Because of the number of factors and consequences at play, permanent bans aren’t treated the same way universally—some platforms and local markets will be much more comfortable wielding bans than others. Temporary suspensions are another form of penalty food delivery platforms might choose to exercise. Account restrictions—i.e., restricting high-risk accounts to only certain delivery areas or locking certain account privileges—are yet another way to continue allowing drivers to work without letting them get off scot-free for violating policies.

Felipe also mentions another crucial element of response strategy: communication. Many fraudsters are career offenders who treat defrauding various platforms as a full-time gig, but many more are opportunistic offenders who are otherwise normal users of the app. Communicating policies (and consequences for breaking them) clearly to couriers can be an effective way to dissuade some fraudsters from going through with abusive behaviors.

How available talent affects response strategy 

In a perfect world, the most effective method for reducing fraud numbers would be the one put in place, every time. In reality, different local markets, different apps, and different user bases all call for different approaches. Any new fraud prevention measure put into place is going to increase friction for the existing user base, and so fraud prevention teams have to carefully consider whether any potential churn is worth the benefits—or even if any churn is allowable at all.

As Shawn Colpitts of JustEat Takeaway points out, there are some markets that won’t consider permanent bans except as a last resort, because they need to ensure their driver pool is high enough to service their customer base. In this type of ecosystem, balancing churn and driver loss with fraud prevention efforts is much more delicate than in a saturated labor market

Emphasizing detection over response 

We’ve talked about what the most optimal response strategies might look like, but truthfully, the most optimal response strategy might be one where responses are limited—that is, one where fraud happens less in the first place because of solid detection and prevention solutions.

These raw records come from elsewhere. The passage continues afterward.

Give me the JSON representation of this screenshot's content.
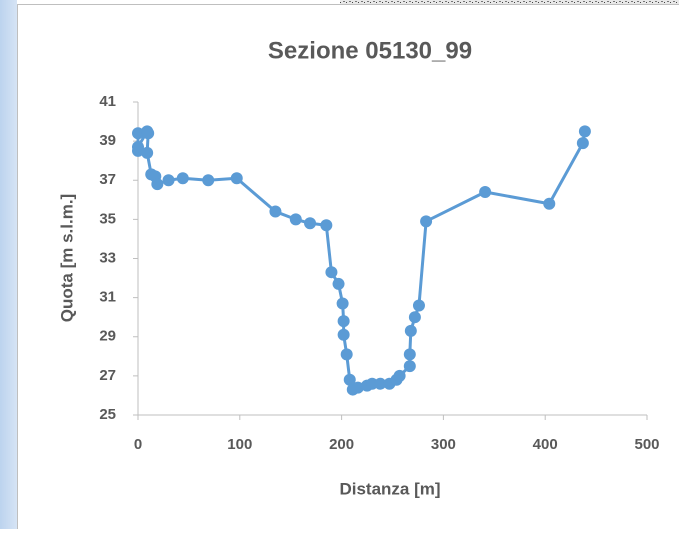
{
  "chart_data": {
    "type": "line",
    "title": "Sezione 05130_99",
    "x_label": "Distanza [m]",
    "y_label": "Quota [m s.l.m.]",
    "x": [
      0,
      0,
      0,
      9,
      10,
      9,
      13,
      17,
      19,
      30,
      44,
      69,
      97,
      135,
      155,
      169,
      185,
      190,
      197,
      201,
      202,
      202,
      205,
      208,
      211,
      216,
      225,
      230,
      238,
      247,
      254,
      257,
      267,
      267,
      268,
      272,
      276,
      283,
      341,
      404,
      437,
      439
    ],
    "values": [
      39.4,
      38.5,
      38.7,
      39.5,
      39.4,
      38.4,
      37.3,
      37.2,
      36.8,
      37.0,
      37.1,
      37.0,
      37.1,
      35.4,
      35.0,
      34.8,
      34.7,
      32.3,
      31.7,
      30.7,
      29.8,
      29.1,
      28.1,
      26.8,
      26.3,
      26.4,
      26.5,
      26.6,
      26.6,
      26.6,
      26.8,
      27.0,
      27.5,
      28.1,
      29.3,
      30.0,
      30.6,
      34.9,
      36.4,
      35.8,
      38.9,
      39.5
    ],
    "color": "#5b9bd5",
    "xlim": [
      0,
      500
    ],
    "xticks": [
      0,
      100,
      200,
      300,
      400,
      500
    ],
    "ylim": [
      25,
      41
    ],
    "yticks": [
      25,
      27,
      29,
      31,
      33,
      35,
      37,
      39,
      41
    ]
  }
}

Fraudsters are smart, and many of them make a career out of outfoxing technologies meant to find them. Some level of fraud is inevitable, which is why having a response strategy is important, but ideally, the less you have to use it, the better.

Users who join a platform looking to commit fraud often bring signs along with them of their intentions; for example, a device integrity check at onboarding might reveal a rooted or jailbroken device, app tampering tools, App Cloner or similar programs, emulators, GPS spoofing apps, and more. All of these increase the likelihood of that user committing policy abuses and fraud on the app later down the line, but knowing about that risk ahead of time could help fraud prevention teams in their decisioning.

Even if preventing a new signup isn’t an option due to limited labor resources, high-risk users can still have restricted access to different jobs, areas, or account privileges that can help mitigate the risk of policy abuse.

Location intelligence is another powerful early risk indicator for preventing fraud on food delivery apps. When banning accounts actually is a valid response strategy, committed fraudsters often ban evade by creating new accounts on factory reset or newly-purchased devices. Tamper-resistant location tech can be used as a second layer of security to identify these users even when they try to change up their parameters for an easy way back onto the platform.

Like the problem of fraud itself, there’s no magic answer to fraud response strategy, because the best strategy changes all the time. That said, staying vigilant and trying to stop fraud before it starts with early user journey risk signals can help strengthen an already strong strategy and minimize fraud numbers.